Exemple rédigé sur le Nouveau Roman. (voir page sur l'introduction)
Il est assez juste de dire que les œuvres appartenant au Nouveau Roman ne se lisent pas comme des romans. Les repères traditionnels sont bouleversés : absence de la notion de personnage, narration parfois achronique, utilisation perturbante du pronom personnel « Vous » chez Butor, lecture plus intellectuelle que divertissante, autant de caractéristiques qui font dire que ces romans s'adressent à une élite, que leur lecture peut être vécue comme une épreuve.
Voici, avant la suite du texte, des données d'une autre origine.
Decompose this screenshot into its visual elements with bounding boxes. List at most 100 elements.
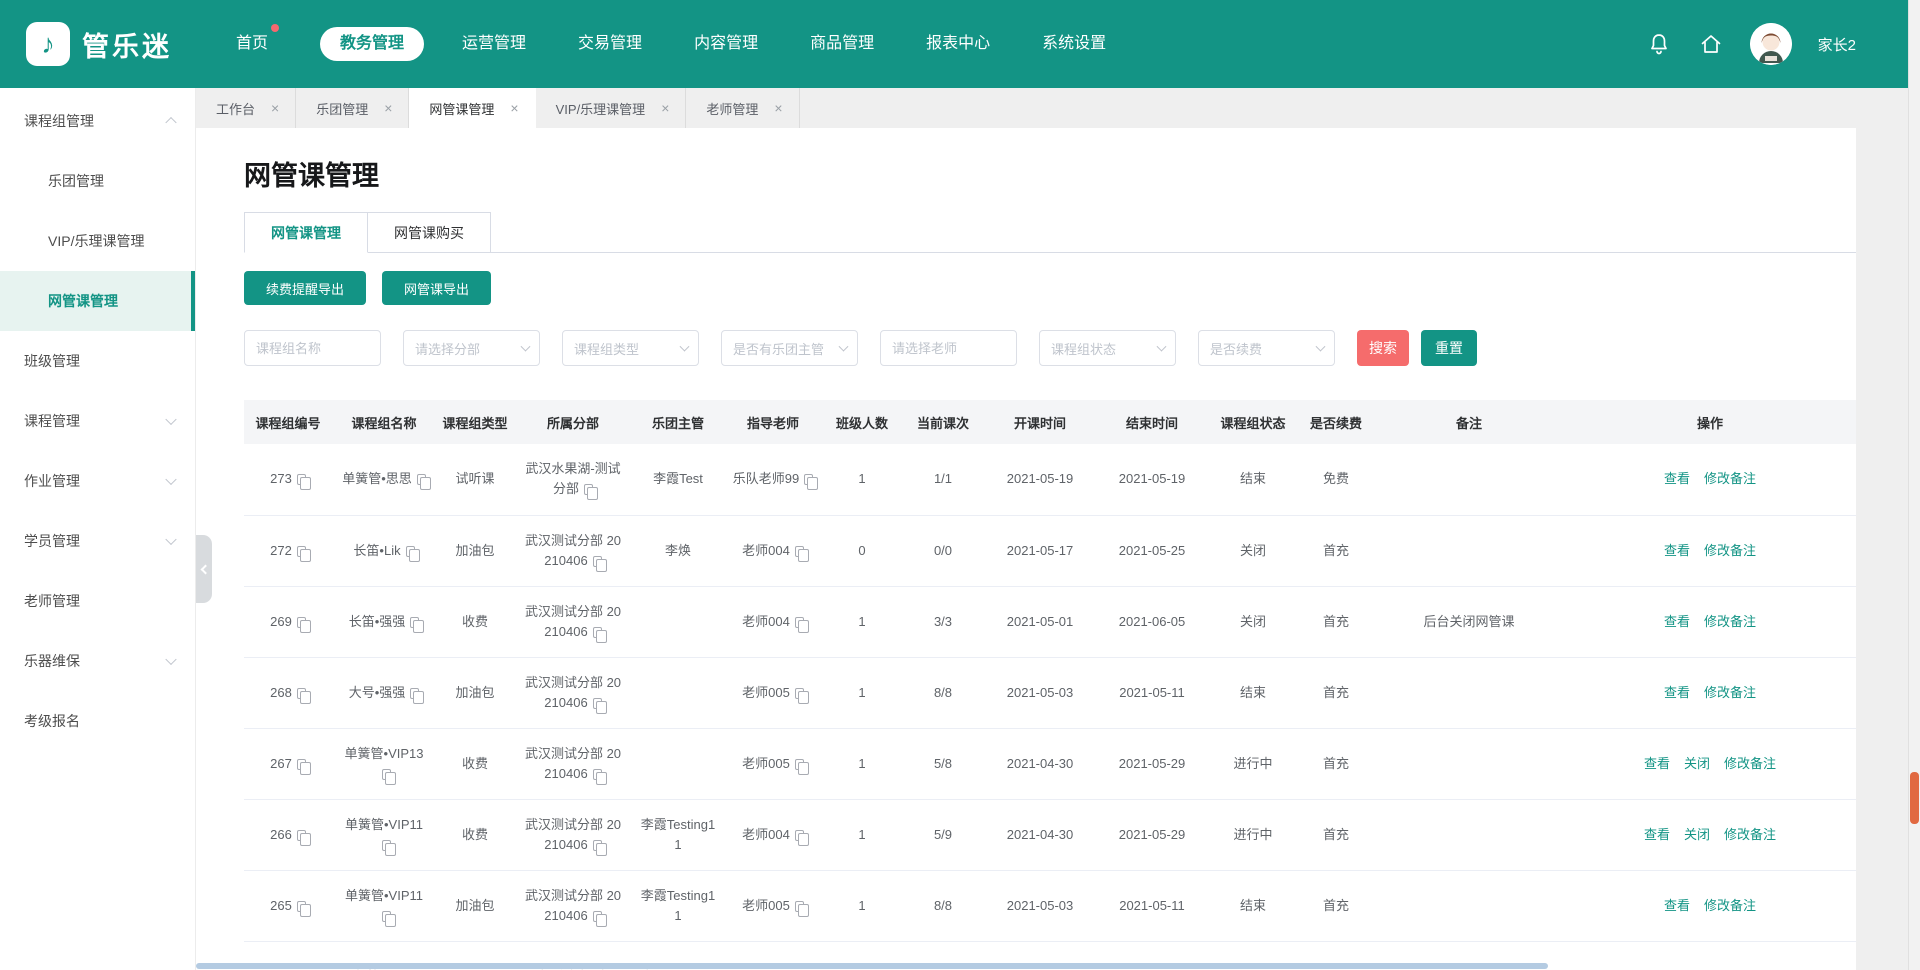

On pourrait avancer que vouloir créer une élite est contraire à la notion de littérature ( même si Stendhal évoquait ses « happy few », la lecture de ses romans restait possible). Cette volonté de classer les bons lecteurs d'un côté et les mauvais de l'autre paraît trop intellectuelle pour être honnête. La littérature, le roman surtout, n'a-t-elle pas pour fonction de toucher le plus grand nombre ? Malgré leurs talents, on est à même de penser que les écrivains du Nouveau Roman ne parviendront jamais à supplanter Flaubert ou Balzac, dans le cœur des lecteurs, « populaires ».